Car Asli Erdogan ose être féministe, comme elle ose plaider la réconciliation des Kurdes et des Turcs, nommer génocide le drame des Arméniens, rappeler qu’entre Israéliens et Palestiniens, bourreaux et victimes échangent leur rôle, comme dans tant d’autres situations. Elle ose «analyser, observer, raisonner. Parler de la violence, de la peine, du meurtre. Donc de la guerre, de la paix, de la justice… »
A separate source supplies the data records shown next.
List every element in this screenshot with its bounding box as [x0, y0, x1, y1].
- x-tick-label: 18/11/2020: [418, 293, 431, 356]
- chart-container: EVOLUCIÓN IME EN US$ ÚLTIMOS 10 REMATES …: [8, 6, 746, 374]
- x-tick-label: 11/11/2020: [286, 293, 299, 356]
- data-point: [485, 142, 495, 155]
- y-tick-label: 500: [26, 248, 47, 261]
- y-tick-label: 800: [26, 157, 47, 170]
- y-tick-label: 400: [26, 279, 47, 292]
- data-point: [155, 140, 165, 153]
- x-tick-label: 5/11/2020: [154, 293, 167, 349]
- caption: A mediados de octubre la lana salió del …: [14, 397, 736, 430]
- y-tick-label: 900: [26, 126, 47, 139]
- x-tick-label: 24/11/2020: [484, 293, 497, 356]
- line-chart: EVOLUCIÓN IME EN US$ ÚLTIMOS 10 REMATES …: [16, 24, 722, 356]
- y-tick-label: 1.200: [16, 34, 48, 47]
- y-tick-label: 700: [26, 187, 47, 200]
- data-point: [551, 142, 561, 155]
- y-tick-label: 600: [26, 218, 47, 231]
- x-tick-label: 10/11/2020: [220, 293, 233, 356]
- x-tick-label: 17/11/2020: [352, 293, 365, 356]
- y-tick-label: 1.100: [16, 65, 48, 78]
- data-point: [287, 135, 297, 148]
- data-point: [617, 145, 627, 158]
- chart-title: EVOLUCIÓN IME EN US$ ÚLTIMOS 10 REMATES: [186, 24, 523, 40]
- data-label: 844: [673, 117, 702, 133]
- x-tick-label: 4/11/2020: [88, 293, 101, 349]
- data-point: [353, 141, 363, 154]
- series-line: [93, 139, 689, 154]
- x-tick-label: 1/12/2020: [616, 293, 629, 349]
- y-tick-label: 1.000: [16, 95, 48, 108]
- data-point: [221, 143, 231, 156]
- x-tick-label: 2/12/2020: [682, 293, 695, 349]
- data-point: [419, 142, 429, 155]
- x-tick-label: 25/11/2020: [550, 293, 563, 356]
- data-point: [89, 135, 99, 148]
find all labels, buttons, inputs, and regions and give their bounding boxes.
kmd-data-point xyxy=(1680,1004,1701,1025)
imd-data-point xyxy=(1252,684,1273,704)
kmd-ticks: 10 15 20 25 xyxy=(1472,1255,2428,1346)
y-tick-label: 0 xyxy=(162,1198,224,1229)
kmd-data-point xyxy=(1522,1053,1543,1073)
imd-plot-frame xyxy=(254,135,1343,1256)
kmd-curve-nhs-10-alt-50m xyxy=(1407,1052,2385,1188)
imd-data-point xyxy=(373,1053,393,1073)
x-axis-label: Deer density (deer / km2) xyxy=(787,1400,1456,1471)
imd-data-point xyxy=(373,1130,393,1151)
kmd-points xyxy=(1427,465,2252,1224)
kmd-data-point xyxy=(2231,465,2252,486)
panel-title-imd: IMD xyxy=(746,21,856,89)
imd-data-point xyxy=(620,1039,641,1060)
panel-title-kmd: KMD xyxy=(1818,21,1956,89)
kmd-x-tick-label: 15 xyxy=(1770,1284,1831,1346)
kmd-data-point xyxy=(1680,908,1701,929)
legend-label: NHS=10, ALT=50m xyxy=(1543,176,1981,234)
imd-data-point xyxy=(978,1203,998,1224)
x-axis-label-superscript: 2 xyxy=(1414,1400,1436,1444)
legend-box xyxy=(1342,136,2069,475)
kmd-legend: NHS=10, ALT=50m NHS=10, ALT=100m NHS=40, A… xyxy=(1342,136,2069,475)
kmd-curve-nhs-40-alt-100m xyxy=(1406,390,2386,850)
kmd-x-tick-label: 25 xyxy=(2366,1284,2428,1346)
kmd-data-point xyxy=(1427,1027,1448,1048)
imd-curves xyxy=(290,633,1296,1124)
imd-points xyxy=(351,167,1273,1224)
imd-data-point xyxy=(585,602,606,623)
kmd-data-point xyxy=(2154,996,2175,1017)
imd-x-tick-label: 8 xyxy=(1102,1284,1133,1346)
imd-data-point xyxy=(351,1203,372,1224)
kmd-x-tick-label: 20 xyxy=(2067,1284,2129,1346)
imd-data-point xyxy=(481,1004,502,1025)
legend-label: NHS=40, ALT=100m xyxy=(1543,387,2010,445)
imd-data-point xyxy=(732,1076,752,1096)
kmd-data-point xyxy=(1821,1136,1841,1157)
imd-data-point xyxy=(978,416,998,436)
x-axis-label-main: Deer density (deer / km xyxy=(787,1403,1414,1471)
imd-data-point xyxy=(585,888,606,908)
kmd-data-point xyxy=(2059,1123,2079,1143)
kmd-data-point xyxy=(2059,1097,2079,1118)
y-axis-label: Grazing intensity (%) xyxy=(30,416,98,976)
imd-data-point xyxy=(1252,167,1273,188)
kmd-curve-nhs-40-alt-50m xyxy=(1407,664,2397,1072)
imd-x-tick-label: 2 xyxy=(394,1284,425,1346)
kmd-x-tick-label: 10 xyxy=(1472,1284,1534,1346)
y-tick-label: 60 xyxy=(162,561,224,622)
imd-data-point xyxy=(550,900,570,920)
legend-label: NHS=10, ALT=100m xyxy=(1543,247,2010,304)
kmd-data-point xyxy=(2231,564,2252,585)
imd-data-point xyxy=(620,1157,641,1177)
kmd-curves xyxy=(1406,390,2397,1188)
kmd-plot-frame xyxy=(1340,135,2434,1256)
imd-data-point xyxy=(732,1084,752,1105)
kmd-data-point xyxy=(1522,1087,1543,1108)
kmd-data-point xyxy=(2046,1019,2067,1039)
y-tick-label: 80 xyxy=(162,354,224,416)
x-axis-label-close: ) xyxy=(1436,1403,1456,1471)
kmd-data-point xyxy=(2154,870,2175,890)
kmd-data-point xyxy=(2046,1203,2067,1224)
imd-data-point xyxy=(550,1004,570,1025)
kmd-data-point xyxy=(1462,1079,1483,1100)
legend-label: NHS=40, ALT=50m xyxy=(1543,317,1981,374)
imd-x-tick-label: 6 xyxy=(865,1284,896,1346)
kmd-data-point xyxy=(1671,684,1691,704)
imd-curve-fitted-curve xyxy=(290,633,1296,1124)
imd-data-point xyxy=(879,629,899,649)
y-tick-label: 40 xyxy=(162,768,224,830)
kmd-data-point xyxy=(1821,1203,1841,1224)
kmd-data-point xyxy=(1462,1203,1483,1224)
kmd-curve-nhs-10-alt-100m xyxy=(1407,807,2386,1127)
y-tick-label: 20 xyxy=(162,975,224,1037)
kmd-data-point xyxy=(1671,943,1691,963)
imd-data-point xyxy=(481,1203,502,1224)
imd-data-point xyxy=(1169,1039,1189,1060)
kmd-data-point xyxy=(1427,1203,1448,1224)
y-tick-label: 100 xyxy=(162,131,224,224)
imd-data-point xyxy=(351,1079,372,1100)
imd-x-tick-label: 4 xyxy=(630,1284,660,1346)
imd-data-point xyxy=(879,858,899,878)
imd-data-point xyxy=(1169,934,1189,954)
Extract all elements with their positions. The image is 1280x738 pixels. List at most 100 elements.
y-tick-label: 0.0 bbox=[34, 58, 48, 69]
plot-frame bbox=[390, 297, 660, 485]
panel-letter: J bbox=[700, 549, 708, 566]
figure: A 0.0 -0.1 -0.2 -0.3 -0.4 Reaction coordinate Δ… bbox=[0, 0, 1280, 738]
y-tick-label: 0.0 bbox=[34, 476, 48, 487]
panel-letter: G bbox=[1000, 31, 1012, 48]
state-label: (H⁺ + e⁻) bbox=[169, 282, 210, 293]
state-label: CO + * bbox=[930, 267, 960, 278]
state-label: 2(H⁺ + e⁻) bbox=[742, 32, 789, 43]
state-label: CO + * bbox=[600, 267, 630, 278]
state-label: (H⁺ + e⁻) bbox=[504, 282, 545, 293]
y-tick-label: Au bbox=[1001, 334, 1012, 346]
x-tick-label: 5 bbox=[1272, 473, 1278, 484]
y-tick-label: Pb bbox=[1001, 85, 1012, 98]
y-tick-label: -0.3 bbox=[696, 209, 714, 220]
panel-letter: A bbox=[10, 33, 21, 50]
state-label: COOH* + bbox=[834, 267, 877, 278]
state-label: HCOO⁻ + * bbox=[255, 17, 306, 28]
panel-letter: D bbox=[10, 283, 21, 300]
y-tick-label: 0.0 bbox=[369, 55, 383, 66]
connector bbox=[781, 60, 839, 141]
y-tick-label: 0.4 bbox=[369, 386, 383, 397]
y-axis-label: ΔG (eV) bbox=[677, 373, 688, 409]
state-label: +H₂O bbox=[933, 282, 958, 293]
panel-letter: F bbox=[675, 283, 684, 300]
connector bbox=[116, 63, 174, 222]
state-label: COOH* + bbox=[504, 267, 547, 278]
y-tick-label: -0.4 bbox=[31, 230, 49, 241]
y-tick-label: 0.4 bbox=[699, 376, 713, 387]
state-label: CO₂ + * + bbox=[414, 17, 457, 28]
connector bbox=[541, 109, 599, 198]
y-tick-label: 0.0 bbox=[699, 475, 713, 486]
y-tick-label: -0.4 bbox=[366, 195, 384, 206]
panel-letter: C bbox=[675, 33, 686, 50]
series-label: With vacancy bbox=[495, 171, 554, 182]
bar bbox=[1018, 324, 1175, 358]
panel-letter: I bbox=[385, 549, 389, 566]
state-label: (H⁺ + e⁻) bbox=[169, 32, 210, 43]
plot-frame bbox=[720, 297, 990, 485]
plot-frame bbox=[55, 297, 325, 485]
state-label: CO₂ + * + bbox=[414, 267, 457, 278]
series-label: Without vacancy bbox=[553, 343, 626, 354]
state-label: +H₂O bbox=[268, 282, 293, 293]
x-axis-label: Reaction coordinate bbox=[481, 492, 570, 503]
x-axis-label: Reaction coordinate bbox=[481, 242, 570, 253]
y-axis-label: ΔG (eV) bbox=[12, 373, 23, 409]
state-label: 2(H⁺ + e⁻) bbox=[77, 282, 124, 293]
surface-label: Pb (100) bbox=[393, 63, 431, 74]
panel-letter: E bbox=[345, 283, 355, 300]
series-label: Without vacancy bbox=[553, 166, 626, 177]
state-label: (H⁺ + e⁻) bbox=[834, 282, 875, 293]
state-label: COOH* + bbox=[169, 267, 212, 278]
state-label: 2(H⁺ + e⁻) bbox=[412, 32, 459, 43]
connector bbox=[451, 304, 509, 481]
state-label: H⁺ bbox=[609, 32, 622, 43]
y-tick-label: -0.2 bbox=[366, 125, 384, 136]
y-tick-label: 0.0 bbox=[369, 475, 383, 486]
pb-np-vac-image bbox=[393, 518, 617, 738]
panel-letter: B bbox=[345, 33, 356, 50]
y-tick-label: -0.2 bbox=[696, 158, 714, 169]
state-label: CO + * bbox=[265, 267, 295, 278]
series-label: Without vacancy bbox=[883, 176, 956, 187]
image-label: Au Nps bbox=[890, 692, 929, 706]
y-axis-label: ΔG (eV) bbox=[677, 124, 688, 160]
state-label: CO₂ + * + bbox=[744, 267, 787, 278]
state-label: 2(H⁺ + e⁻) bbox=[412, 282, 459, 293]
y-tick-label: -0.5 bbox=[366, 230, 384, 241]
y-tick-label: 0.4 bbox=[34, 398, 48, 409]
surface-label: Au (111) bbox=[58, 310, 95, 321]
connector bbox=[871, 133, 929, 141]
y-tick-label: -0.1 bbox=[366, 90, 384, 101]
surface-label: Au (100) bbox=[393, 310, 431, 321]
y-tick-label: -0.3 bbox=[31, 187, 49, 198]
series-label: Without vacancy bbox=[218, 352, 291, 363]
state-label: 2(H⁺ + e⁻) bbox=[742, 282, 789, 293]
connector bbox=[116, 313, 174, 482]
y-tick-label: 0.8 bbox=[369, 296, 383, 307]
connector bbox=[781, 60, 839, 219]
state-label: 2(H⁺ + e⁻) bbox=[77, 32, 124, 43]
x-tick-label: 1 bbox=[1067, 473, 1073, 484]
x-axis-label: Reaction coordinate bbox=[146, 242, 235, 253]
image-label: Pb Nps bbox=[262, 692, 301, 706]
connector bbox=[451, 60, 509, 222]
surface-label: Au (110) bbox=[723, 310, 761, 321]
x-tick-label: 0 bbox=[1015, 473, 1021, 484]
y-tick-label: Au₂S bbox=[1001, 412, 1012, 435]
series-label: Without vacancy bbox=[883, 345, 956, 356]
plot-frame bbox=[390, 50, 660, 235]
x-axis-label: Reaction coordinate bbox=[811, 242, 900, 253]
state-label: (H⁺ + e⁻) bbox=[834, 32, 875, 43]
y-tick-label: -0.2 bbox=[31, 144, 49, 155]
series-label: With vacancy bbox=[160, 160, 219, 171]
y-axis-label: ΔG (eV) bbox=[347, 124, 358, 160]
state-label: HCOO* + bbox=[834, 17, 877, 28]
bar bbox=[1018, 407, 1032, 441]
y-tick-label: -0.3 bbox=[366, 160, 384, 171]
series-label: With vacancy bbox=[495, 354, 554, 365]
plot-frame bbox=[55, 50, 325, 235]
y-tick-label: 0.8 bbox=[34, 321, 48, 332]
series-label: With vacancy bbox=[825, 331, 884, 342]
Les phrases souvent s’arrêtent sur trois points de suspension qui ouvrent à la réflexion, interpellent l’indicible, rappellent la perpétuelle interrogation sur le destin, parce que «ces mots, tel un moule vide, attendent qu’on les remplisse de substance.» Les courts chapitres se succèdent, constats tragiques ou réflexions plus personnelles, chants de douleur ou mélodie de silence. On ne sort pas indemne de ce livre écrit en turc et remarquablement traduit. Manquent peut-être quelques notes sur l’histoire et les événements récents de Turquie évoqués juste par une date ou un nom de lieu qui parlent certes à ceux qui les ont vécus, mais que le lecteur peut avoir oubliés dans le tourbillon des drames quotidiens.

Asli Erdogan, Le silence même n’est plus à toi, Chroniques traduites par Julien Lapeyre de Cabanes, éditions Actes Sud, 176 pages, 2017.